DIEZ
Por tres de los lados del patio, unas paredes macizas de piedra impedían la entrada del amanecer, salvo por un lugar donde los rayos oblicuos del sol se colaban por una alta ventana orientada hacia el este para salir por otra aún más alta orientada hacia el oeste y acabar su viaje en un estanque de luz sobre un frío tejado de pizarra.
Ajeno a la escena y a la prodigiosa longitud de su sombra; ajeno al hecho de que su pecho pardo y menudo brillaba al sol, un gorrión se picoteaba el ala tintada. Como un chiquillo que se estuviera rascando, absorto en su tarea, y hubiera quedado transfigurado.
Entretanto, Trampamorro había bajado del asiento del conductor y, como si se tratara de un animal, ató el vehículo con una cuerda a una morera que había en medio del patio.
Sólo entonces se dirigió a largas zancadas ociosas y desgarbadas hacia la esquina noroeste del patio y entre dientes emitió un silbido agudo como el de un silbato. Un rostro apareció en una ventana por encima de su cabeza. Y luego otro. Y otro. Arriba se oyó un gran ajetreo de pies, una campanilla y, por debajo de estos sonidos, algo más lejano, más continuo y diverso, pues recordaba las voces de bestias y aves; un aullido, una tos, un chillido y un ulular, pero todo esto en la distancia y diferenciado de los sonidos más próximos, las pisadas en las escaleras y el repique de la campanilla. Luego, surgiendo de las sombras que colgaban como negras aguas de las paredes del gran edificio, un grupo de sirvientes salió de la casa y corrió hacia su señor, que había vuelto a su coche.
Titus se había incorporado con expresión fatigada y, aún sentado, de cara al inmenso Trampamorro, sin pensarlo, sin darse cuenta, sintió una ira irracional, porque en el fondo de su mente seguía habitando una época anterior en la que, a pesar de todo el horror y la confusión y la reiterada idiotez de su hogar inmemorial, era por derecho propio el Señor del lugar.

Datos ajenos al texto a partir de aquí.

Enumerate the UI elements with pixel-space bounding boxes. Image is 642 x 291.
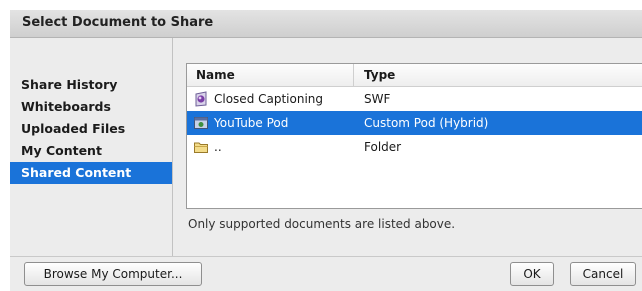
row-type: SWF <box>364 92 391 106</box>
row-type: Custom Pod (Hybrid) <box>364 116 489 130</box>
select-document-dialog: Select Document to Share Share History W… <box>10 10 642 291</box>
column-header-name[interactable]: Name <box>187 64 354 86</box>
sidebar-item-my-content[interactable]: My Content <box>10 140 172 162</box>
row-type: Folder <box>364 140 402 154</box>
footer-divider <box>10 256 642 257</box>
table-header: Name Type <box>187 64 642 87</box>
folder-icon <box>193 139 209 155</box>
row-name: YouTube Pod <box>214 116 289 130</box>
ok-button[interactable]: OK <box>510 262 554 286</box>
table-row[interactable]: YouTube Pod Custom Pod (Hybrid) <box>187 111 642 135</box>
cancel-button[interactable]: Cancel <box>570 262 636 286</box>
column-header-type[interactable]: Type <box>355 64 642 86</box>
sidebar-item-shared-content[interactable]: Shared Content <box>10 162 172 184</box>
sidebar: Share History Whiteboards Uploaded Files… <box>10 38 173 256</box>
browse-my-computer-button[interactable]: Browse My Computer... <box>24 262 202 286</box>
table-row[interactable]: .. Folder <box>187 135 642 159</box>
dialog-title: Select Document to Share <box>22 15 214 30</box>
sidebar-item-whiteboards[interactable]: Whiteboards <box>10 96 172 118</box>
row-name: .. <box>214 140 222 154</box>
row-name: Closed Captioning <box>214 92 324 106</box>
sidebar-item-share-history[interactable]: Share History <box>10 74 172 96</box>
custom-pod-icon <box>193 115 209 131</box>
sidebar-item-uploaded-files[interactable]: Uploaded Files <box>10 118 172 140</box>
file-list-table: Name Type Closed Captioning SWF YouTube … <box>186 63 642 209</box>
table-row[interactable]: Closed Captioning SWF <box>187 87 642 111</box>
supported-documents-note: Only supported documents are listed abov… <box>188 217 456 231</box>
dialog-titlebar[interactable]: Select Document to Share <box>10 10 642 38</box>
pod-icon <box>193 91 209 107</box>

El hambre le requemaba el estómago, pero había otra cosa, la quemazón del desplazado; del no reconocido; el irreconocible.

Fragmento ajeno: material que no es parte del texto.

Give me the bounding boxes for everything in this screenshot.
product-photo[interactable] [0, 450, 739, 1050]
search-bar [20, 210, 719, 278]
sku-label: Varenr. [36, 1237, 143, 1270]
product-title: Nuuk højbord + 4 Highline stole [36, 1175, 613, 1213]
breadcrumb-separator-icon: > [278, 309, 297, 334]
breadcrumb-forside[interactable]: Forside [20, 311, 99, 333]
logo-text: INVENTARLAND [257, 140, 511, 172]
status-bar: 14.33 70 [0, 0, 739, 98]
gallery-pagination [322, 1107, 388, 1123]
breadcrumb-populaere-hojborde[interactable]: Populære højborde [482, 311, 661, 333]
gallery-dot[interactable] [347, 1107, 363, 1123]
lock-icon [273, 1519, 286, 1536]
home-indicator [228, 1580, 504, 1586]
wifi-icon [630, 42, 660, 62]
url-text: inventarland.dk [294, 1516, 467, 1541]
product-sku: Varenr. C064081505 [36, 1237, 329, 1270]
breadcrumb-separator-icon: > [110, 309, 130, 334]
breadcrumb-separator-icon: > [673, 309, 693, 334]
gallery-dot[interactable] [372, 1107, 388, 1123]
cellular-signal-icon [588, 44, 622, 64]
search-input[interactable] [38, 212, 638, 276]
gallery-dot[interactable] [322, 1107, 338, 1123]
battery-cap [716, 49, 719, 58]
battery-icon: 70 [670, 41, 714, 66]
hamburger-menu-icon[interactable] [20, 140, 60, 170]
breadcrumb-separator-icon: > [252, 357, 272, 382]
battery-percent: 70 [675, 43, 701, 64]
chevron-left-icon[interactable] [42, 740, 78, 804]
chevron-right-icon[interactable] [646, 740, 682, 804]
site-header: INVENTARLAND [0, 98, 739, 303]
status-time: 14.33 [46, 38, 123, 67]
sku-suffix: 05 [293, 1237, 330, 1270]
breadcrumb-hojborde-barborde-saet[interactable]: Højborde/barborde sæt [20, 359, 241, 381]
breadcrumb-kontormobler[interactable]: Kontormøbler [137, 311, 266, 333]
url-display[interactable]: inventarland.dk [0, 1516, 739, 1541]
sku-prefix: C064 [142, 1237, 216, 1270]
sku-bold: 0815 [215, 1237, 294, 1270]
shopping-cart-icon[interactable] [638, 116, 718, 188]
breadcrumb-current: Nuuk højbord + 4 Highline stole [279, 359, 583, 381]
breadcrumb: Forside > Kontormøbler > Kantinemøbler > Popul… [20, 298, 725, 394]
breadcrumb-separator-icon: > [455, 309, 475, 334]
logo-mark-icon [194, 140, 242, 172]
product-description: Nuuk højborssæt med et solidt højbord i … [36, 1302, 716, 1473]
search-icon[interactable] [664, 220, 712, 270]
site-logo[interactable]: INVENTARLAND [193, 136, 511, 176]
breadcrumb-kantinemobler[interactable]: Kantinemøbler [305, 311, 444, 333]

¿Por qué aquella gente no sabía quién era? ¿Qué derecho tenía ningún hombre a tocarlo? ¿A llevárselo sobre cuatro ruedas desvencijadas? ¿A secuestrarlo y llevarlo por la fuerza a aquel patio? ¿A inclinarse sobre él y mirarlo con las cejas enarcadas? ¡No era ningún niño! Había conocido el horror. Había luchado, y había matado. Había perdido a su hermana y a su padre y al larguirucho Excorio, fiel como las piedras de Gormenghast Y había sostenido en sus brazos una ninfa, había visto al rayo que la golpeó y la redujo a cenizas, cuando el cielo se desplomó y el mundo se tambaleó. No era un niño… no… no era un niño en absoluto y, tras ponerse en pie tambaleándose por la debilidad, lanzó su puño contra el rostro inmenso de Trampamorro… un rostro que pareció desintegrarse ante él y en seguida se aclaró… para volver a disolverse.
Su puño quedó atrapado en la espaciosa zarpa del hombre con nariz de timón, quien indicó a sus sirvientes que llevaran a Titus a una habitación de la planta baja con las paredes cubiertas del suelo al techo por vitrinas de cristal en las que, hermosamente sujetas a láminas de corcho, un millar de mariposas extendían sus alas en un gran gesto de crucifixión.

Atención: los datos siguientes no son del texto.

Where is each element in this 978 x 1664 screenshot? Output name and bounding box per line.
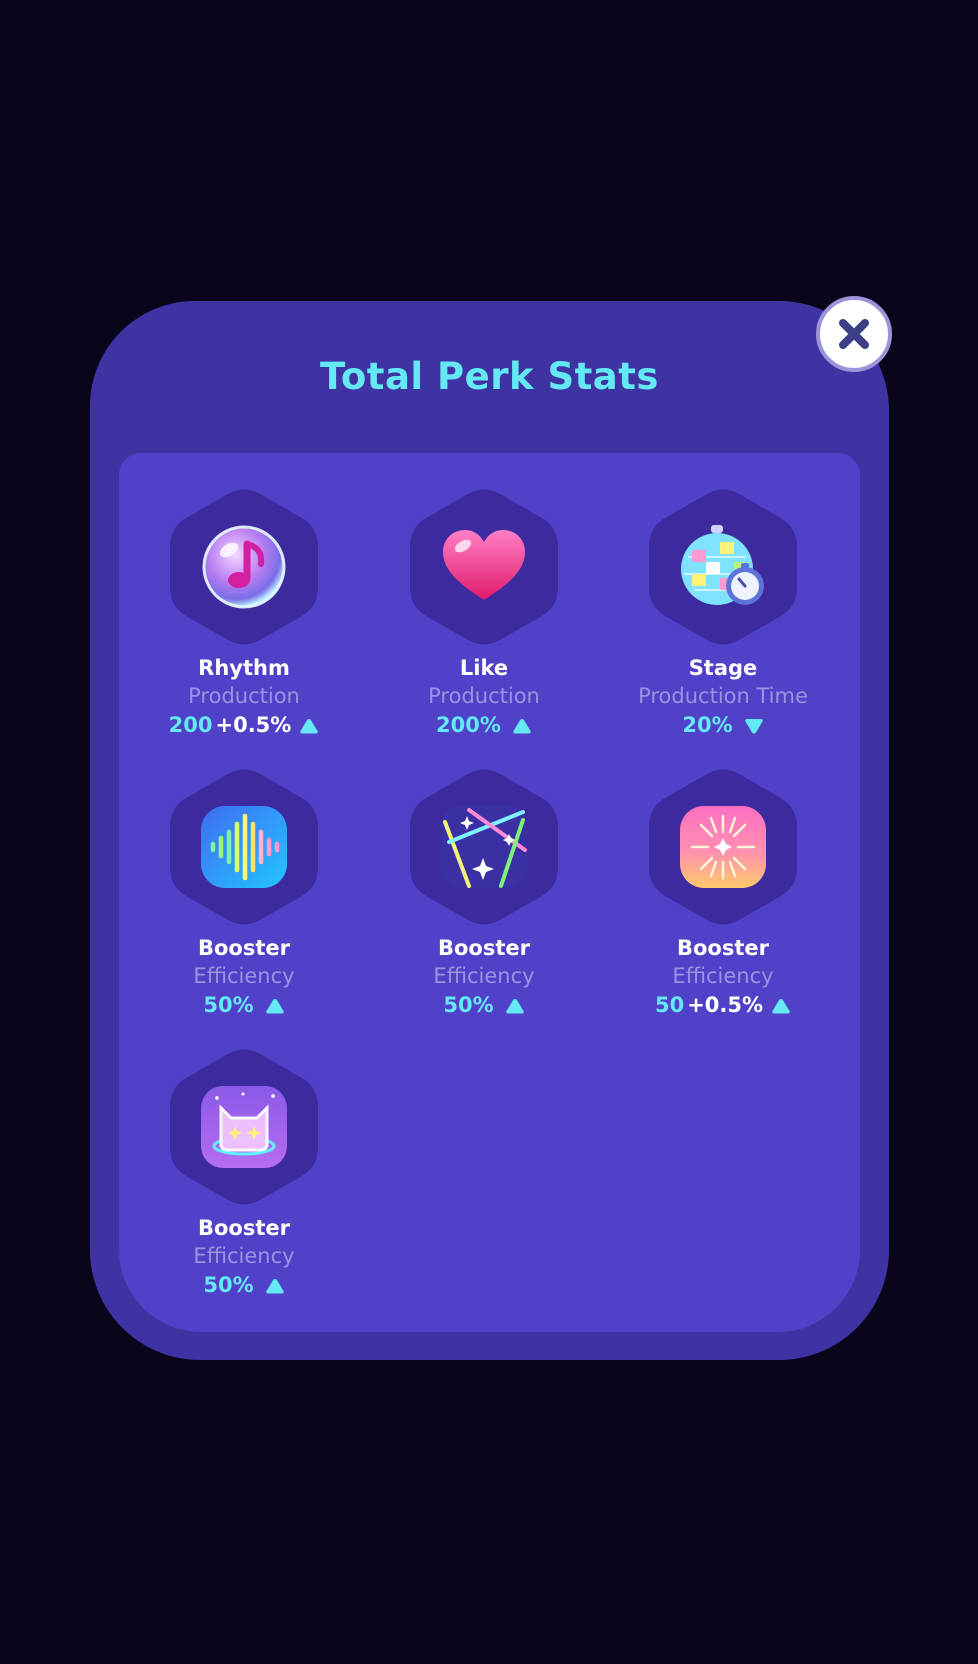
perk-stat-label: Efficiency bbox=[193, 964, 295, 988]
perk-icon-frame bbox=[410, 768, 558, 926]
perk-name: Booster bbox=[438, 936, 530, 960]
perk-name: Booster bbox=[198, 1216, 290, 1240]
sound-wave-icon bbox=[201, 806, 287, 888]
perk-value: 50% bbox=[124, 991, 364, 1020]
laser-lights-icon bbox=[441, 806, 527, 888]
perk-value-main: 50% bbox=[203, 1273, 254, 1297]
perk-stat-label: Efficiency bbox=[672, 964, 774, 988]
fireworks-icon bbox=[680, 806, 766, 888]
perk-value-main: 20% bbox=[682, 713, 733, 737]
neon-cat-icon bbox=[201, 1086, 287, 1168]
perk-icon-frame bbox=[170, 1048, 318, 1206]
music-bubble-icon bbox=[202, 525, 286, 609]
perk-icon-frame bbox=[170, 768, 318, 926]
perk-value: 50 +0.5% bbox=[603, 991, 843, 1020]
perk-name: Stage bbox=[688, 656, 758, 680]
perk-stat-label: Efficiency bbox=[433, 964, 535, 988]
perk-grid-panel: Rhythm Production 200 +0.5% Like Product… bbox=[119, 453, 860, 1332]
perk-value-bonus: +0.5% bbox=[687, 993, 764, 1017]
perk-icon-frame bbox=[649, 488, 797, 646]
close-x-icon bbox=[839, 319, 869, 349]
increase-arrow-icon bbox=[505, 998, 524, 1013]
increase-arrow-icon bbox=[265, 998, 284, 1013]
perk-name: Like bbox=[459, 656, 509, 680]
increase-arrow-icon bbox=[513, 718, 531, 733]
perk-icon-frame bbox=[170, 488, 318, 646]
perk-name: Booster bbox=[677, 936, 769, 960]
perk-card-stage: Stage Production Time 20% bbox=[603, 488, 843, 740]
perk-card-like: Like Production 200% bbox=[364, 488, 604, 740]
perk-icon-frame bbox=[410, 488, 558, 646]
perk-value-main: 50% bbox=[443, 993, 494, 1017]
perk-value-main: 200 bbox=[168, 713, 213, 737]
perk-name: Booster bbox=[198, 936, 290, 960]
modal-title: Total Perk Stats bbox=[320, 355, 659, 398]
perk-value: 20% bbox=[603, 711, 843, 740]
perk-card-booster-4: Booster Efficiency 50% bbox=[124, 1048, 364, 1300]
perk-value: 200 +0.5% bbox=[124, 711, 364, 740]
perk-card-booster-2: Booster Efficiency 50% bbox=[364, 768, 604, 1020]
perk-value-bonus: +0.5% bbox=[215, 713, 292, 737]
perk-stats-modal: Total Perk Stats Rhythm Production 200 +… bbox=[90, 301, 889, 1360]
heart-icon bbox=[443, 530, 525, 600]
perk-name: Rhythm bbox=[198, 656, 290, 680]
perk-stat-label: Production bbox=[428, 684, 540, 708]
perk-card-rhythm: Rhythm Production 200 +0.5% bbox=[124, 488, 364, 740]
increase-arrow-icon bbox=[772, 998, 790, 1013]
perk-card-booster-3: Booster Efficiency 50 +0.5% bbox=[603, 768, 843, 1020]
perk-value: 50% bbox=[124, 1271, 364, 1300]
perk-value: 200% bbox=[364, 711, 604, 740]
perk-card-booster-1: Booster Efficiency 50% bbox=[124, 768, 364, 1020]
perk-stat-label: Production Time bbox=[638, 684, 808, 708]
decrease-arrow-icon bbox=[744, 718, 763, 733]
close-button[interactable] bbox=[816, 296, 892, 372]
perk-icon-frame bbox=[649, 768, 797, 926]
increase-arrow-icon bbox=[300, 718, 319, 733]
disco-ball-timer-icon bbox=[681, 525, 764, 605]
perk-value-main: 50 bbox=[654, 993, 685, 1017]
perk-value-main: 50% bbox=[203, 993, 254, 1017]
increase-arrow-icon bbox=[265, 1278, 284, 1293]
perk-value-main: 200% bbox=[436, 713, 501, 737]
perk-stat-label: Production bbox=[188, 684, 300, 708]
perk-value: 50% bbox=[364, 991, 604, 1020]
perk-stat-label: Efficiency bbox=[193, 1244, 295, 1268]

En esta habitación dieron a Titus un cuenco de sopa, pero estaba tan débil que no paraba de derramarla, hasta que un hombrecito al que le faltaba un trozo de oreja le arrebató la cuchara y lo alimentó con dulzura mientras él yacía medio acostado en una larga tumbona de mimbre. Antes incluso de haber comido la mitad del cuenco, se recostó en los almohadones y, al instante, quedó sumido en el vacío de un sueño profundo.